Frühlingszeit ist Zeckenzeit

Wie schützt man sich am besten in Wald und Wiese?

Zecke Holzbock

Foto: Catkin

Es ist wieder so weit, die Zeckenzeit beginnt. Die ersten kleinen Blutsauger wurden dem Hund bereits aus dem Fell gezupft und die Suche am eigenen Körper wird zum gewohnten Ritual nach dem Waldausflug. Ausgerechnet zum Start in die Saison kamen jetzt schlechte Nachrichten von Forschern der Universität Hohenheim: Sie fanden heraus, dass auch die sogenannte Auwaldzecke Frühsommer-Meningoenzephalitis (FSME) übertragen kann (wir berichteten). Bislang hatte der Holzbock als größte Gefahr gegolten. Zum Beginn der Zeckensaison gibt Outfox-World hilfreiche Tipps, wo sich Zecken aufhalten, welche Kleidung sinnvoll ist und wie man einen Zeckenbiss behandelt.
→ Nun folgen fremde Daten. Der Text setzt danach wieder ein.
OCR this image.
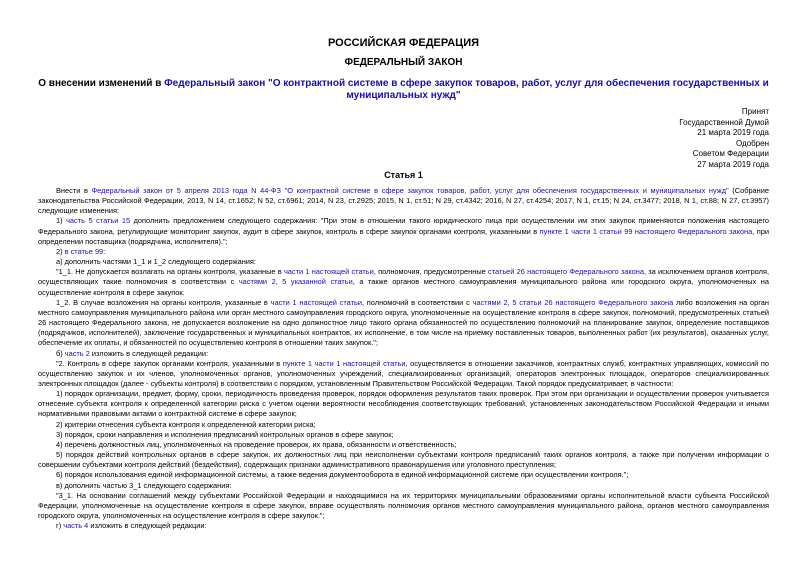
РОССИЙСКАЯ ФЕДЕРАЦИЯ
ФЕДЕРАЛЬНЫЙ ЗАКОН
О внесении изменений в Федеральный закон "О контрактной системе в сфере закупок товаров, работ, услуг для обеспечения государственных и муниципальных нужд"
Принят
Государственной Думой
21 марта 2019 года
Одобрен
Советом Федерации
27 марта 2019 года
Статья 1

Внести в Федеральный закон от 5 апреля 2013 года N 44-ФЗ "О контрактной системе в сфере закупок товаров, работ, услуг для обеспечения государственных и муниципальных нужд" (Собрание законодательства Российской Федерации, 2013, N 14, ст.1652; N 52, ст.6961; 2014, N 23, ст.2925; 2015, N 1, ст.51; N 29, ст.4342; 2016, N 27, ст.4254; 2017, N 1, ст.15; N 24, ст.3477; 2018, N 1, ст.88; N 27, ст.3957) следующие изменения:

1) часть 5 статьи 15 дополнить предложением следующего содержания: "При этом в отношении такого юридического лица при осуществлении им этих закупок применяются положения настоящего Федерального закона, регулирующие мониторинг закупок, аудит в сфере закупок, контроль в сфере закупок органами контроля, указанными в пункте 1 части 1 статьи 99 настоящего Федерального закона, при определении поставщика (подрядчика, исполнителя).";

2) в статье 99:

а) дополнить частями 1_1 и 1_2 следующего содержания:

"1_1. Не допускается возлагать на органы контроля, указанные в части 1 настоящей статьи, полномочия, предусмотренные статьей 26 настоящего Федерального закона, за исключением органов контроля, осуществляющих такие полномочия в соответствии с частями 2, 5 указанной статьи, а также органов местного самоуправления муниципального района или городского округа, уполномоченных на осуществление контроля в сфере закупок.

1_2. В случае возложения на органы контроля, указанные в части 1 настоящей статьи, полномочий в соответствии с частями 2, 5 статьи 26 настоящего Федерального закона либо возложения на орган местного самоуправления муниципального района или орган местного самоуправления городского округа, уполномоченные на осуществление контроля в сфере закупок, полномочий, предусмотренных статьей 26 настоящего Федерального закона, не допускается возложение на одно должностное лицо такого органа обязанностей по осуществлению полномочий на планирование закупок, определение поставщиков (подрядчиков, исполнителей), заключение государственных и муниципальных контрактов, их исполнение, в том числе на приемку поставленных товаров, выполненных работ (их результатов), оказанных услуг, обеспечение их оплаты, и обязанностей по осуществлению контроля в отношении таких закупок.";

б) часть 2 изложить в следующей редакции:

"2. Контроль в сфере закупок органами контроля, указанными в пункте 1 части 1 настоящей статьи, осуществляется в отношении заказчиков, контрактных служб, контрактных управляющих, комиссий по осуществлению закупок и их членов, уполномоченных органов, уполномоченных учреждений, специализированных организаций, операторов электронных площадок, операторов специализированных электронных площадок (далее - субъекты контроля) в соответствии с порядком, установленным Правительством Российской Федерации. Такой порядок предусматривает, в частности:

1) порядок организации, предмет, форму, сроки, периодичность проведения проверок, порядок оформления результатов таких проверок. При этом при организации и осуществлении проверок учитывается отнесение субъекта контроля к определенной категории риска с учетом оценки вероятности несоблюдения соответствующих требований, установленных законодательством Российской Федерации и иными нормативными правовыми актами о контрактной системе в сфере закупок;

2) критерии отнесения субъекта контроля к определенной категории риска;

3) порядок, сроки направления и исполнения предписаний контрольных органов в сфере закупок;

4) перечень должностных лиц, уполномоченных на проведение проверок, их права, обязанности и ответственность;

5) порядок действий контрольных органов в сфере закупок, их должностных лиц при неисполнении субъектами контроля предписаний таких органов контроля, а также при получении информации о совершении субъектами контроля действий (бездействия), содержащих признаки административного правонарушения или уголовного преступления;

6) порядок использования единой информационной системы, а также ведения документооборота в единой информационной системе при осуществлении контроля.";

в) дополнить частью 3_1 следующего содержания:

"3_1. На основании соглашений между субъектами Российской Федерации и находящимися на их территориях муниципальными образованиями органы исполнительной власти субъекта Российской Федерации, уполномоченные на осуществление контроля в сфере закупок, вправе осуществлять полномочия органов местного самоуправления муниципального района, органов местного самоуправления городского округа, уполномоченных на осуществление контроля в сфере закупок.";

г) часть 4 изложить в следующей редакции:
Zecken sind häufig in hohen Gräsern, in Büschen, auf Wiesen oder auch im Unterholz zu finden. Sie bemerken eine Vibration, wenn der Mensch sich ahnungslos nähert, streifen sich bei einer Berührung einfach ab und klammern sich an ihren potenziellen Wirt. Ihre „liebsten“ Stellen sind dabei die Achselhöhlen, die Kniekehlen, der Hals und der Kopf. Daher empfiehlt es sich, bei Spaziergängen lange Hosen, geschlossene Schuhe und langärmlige Oberteile zu tragen. Gerade bei Kindern sollte darauf geachtet werden, da diese gerne durch Wiesen streifen. Einen zusätzlichen Schutz bieten Abwehrmittel zum Auftragen auf die Haut. Für Vierbeiner empfiehlt sich vorbeugend ein Zeckenmittel vom Tierarzt. Trotzdem sollte nach jedem Spaziergang gründlich nachgeschaut werden, ob sich vielleiht doch einer der kleinen Blutsauger mitgeschlichen hat.

Eine Zecke hat sich eingestochen – was ist zu tun?

Grundsätzlich gilt: Die Zecke sollte schnell entfernt werden. Ist sie an einer schwer erreichbaren Stelle oder besteht Unsicherheit über das korrekte Vorgehen, ist ein Besuch beim Hausarzt der sicherste Weg. Selbst kann man eine Zecke am besten mit einer Zeckenzange oder Pinzette direkt über der Haut greifen und mit etwas Zug entfernen. Nicht empfehlenswert sind Alkohol, Benzin oder Nagellackentferner, um die Zecke zu töten. Diese Mittel erhöhen das Risiko einer Übertragung der im Körper der Zecken befindlichen Krankheitserreger.

Es empfiehlt sich, nicht allzu lange mit dem Entfernen zu warten, da sich Borreliose-Bakterien nach zwölf bis 24 Stunden und FSME-Viren (Frühsommer-Meningoenzephalitis) schon nach wenigen Minuten ausbreiten und im Körper vermehren. 

Ein häufig auftretendes Problem beim Entfernen ist der zurückbleibende Kopf. Hier gilt jedoch Entwarnung: In den meisten Fällen stößt der Körper den Zeckenkopf nach ein bis zwei Tagen von alleine ab. Passiert dies nicht oder sind starke Rötungen rund um den Zeckenstich zu sehen, ist ein Besuch beim Arzt unumgänglich. In Regionen wie Baden-Württemberg, Bayern oder Niedersachsen ist es ratsam, sich gegen die FSME-Viren impfen zu lassen. Denn neben Fieber und Gelenkschmerzen kann es im schlimmsten Fall zu Entzündungen von Hirnhaut oder Rückenmark kommen.